Daniel Patterson and Keith Corbin. Getty Images

Massimo Bottura

  • Founder, Food for Soul

Beyond being one of the world’s most famous chefs (with a restaurant, Osteria Francescana in Modena, Italy, that was recognized as the top destination in the World’s 50 Best list), Massimo Bottura is a community-minded leader who wants to eliminate food waste and feed underserved areas. 

His Food for Soul nonprofit’s Refettorio Harlem, a community center inside a church, has collaborated with local organizations like Hot Bread Kitchen to make meals for the impoverished while giving at-risk youth culinary training. Perhaps more than any other chef, Bottura (who headlined the $6,000-per-person Once Upon a Kitchen pop-up in Miami during Formula One weekend this year) understands wealth gaps and wants to do what he can to close them.

Massimo Bottura. Osteria Francescana

Alexis Nikole Nelson

  • Social Media Personality, Black Forager

A forager and cook with more than 4.4 million followers on TikTok and more than 1.5 million on Instagram, Nelson uses the act of finding ingredients to shine a light on vital food-system issues, including sustainability and cultural roots. 

She’s a reminder that you don’t have to work at Noma to pick edible flowers and herbs in the woods. Many plants you see while hiking are edible, and Nelson will help you understand what’s common, what’s endangered, and how to make satisfying delicious vegan meals with the dandelions or purslane you forage. She’s signed a deal with Simon & Schuster for her first cookbook, which will spotlight invasive species you can pick with a clean conscience.

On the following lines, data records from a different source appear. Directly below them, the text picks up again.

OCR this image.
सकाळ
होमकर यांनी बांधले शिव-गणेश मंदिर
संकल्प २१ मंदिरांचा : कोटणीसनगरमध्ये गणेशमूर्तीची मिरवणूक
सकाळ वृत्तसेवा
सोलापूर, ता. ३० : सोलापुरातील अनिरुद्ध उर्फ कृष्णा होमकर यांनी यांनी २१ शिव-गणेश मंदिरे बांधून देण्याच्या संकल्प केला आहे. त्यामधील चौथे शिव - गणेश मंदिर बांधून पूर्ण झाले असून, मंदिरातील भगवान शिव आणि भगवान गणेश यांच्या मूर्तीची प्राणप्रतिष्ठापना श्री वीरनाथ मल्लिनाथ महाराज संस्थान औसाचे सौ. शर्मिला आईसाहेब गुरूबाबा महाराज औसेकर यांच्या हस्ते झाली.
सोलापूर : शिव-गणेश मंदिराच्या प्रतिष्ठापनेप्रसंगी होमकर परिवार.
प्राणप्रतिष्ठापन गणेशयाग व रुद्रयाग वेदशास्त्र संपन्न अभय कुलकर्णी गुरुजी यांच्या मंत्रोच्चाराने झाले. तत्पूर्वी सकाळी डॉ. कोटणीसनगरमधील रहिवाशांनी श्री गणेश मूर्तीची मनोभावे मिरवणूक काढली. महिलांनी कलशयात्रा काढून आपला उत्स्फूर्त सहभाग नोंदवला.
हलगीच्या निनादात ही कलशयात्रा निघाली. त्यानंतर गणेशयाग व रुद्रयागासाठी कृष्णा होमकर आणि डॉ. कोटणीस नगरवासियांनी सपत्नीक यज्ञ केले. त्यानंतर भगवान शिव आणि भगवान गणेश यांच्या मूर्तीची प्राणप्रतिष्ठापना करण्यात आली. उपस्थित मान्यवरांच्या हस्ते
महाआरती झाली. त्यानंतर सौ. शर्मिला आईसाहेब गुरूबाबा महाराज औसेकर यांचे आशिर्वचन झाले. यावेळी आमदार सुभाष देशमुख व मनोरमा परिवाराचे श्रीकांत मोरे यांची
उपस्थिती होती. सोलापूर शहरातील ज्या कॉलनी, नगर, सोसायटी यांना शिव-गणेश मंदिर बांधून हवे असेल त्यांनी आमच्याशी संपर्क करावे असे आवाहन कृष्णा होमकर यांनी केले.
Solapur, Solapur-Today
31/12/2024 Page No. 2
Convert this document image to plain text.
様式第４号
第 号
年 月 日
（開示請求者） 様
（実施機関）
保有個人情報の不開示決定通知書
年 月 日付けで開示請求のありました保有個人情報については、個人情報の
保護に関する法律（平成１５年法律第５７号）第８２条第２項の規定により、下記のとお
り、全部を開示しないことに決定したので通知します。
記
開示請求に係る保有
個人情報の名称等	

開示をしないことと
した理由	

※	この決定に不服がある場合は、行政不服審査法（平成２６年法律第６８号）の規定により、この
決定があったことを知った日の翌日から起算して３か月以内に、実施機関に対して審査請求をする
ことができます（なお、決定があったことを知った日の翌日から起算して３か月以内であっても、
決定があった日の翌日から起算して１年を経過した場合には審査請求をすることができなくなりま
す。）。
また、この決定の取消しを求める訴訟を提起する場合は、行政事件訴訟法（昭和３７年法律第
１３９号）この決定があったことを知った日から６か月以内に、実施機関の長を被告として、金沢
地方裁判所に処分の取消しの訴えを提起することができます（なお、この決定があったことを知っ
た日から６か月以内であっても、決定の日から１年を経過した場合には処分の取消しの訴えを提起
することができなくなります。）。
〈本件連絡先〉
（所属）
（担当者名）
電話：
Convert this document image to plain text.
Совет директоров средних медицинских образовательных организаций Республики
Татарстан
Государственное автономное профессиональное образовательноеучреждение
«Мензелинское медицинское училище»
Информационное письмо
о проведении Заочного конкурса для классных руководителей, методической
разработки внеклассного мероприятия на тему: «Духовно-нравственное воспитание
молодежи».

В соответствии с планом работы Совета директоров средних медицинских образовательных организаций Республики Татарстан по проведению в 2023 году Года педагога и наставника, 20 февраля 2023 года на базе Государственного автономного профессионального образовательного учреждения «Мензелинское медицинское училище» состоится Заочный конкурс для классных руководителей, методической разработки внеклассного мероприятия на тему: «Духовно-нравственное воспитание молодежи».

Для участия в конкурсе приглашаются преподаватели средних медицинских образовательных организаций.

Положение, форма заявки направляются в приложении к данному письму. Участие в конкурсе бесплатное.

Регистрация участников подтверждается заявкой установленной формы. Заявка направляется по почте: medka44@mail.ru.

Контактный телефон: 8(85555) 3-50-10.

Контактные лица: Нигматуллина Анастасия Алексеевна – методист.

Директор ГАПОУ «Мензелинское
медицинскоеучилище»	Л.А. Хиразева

Alexis Nikole Nelson. Yaw Asiedu via TikTok

Oliver Woolley

  • Owner, Peads & Barnetts

Top restaurants all over California rely on Woolley to supply what many believe is the best pork available. Woolley, who is based near San Diego and comes from a family of British pig farmers, is a champion of regenerative, humane, antibiotic-free agriculture: His Berkshire pigs live their entire lives outdoors and are fed a diet without any corn, soy, GMOs or animal byproducts. 

Woolley has helped turn unconventional cuts, like the pork collars served at Los Angeles media darling Anajak Thai, into coveted pieces of meat. He’s also diversified into beef by grazing retired dairy cattle. Peads & Barnetts is proof that farming in more sustainable ways results in food that tastes better.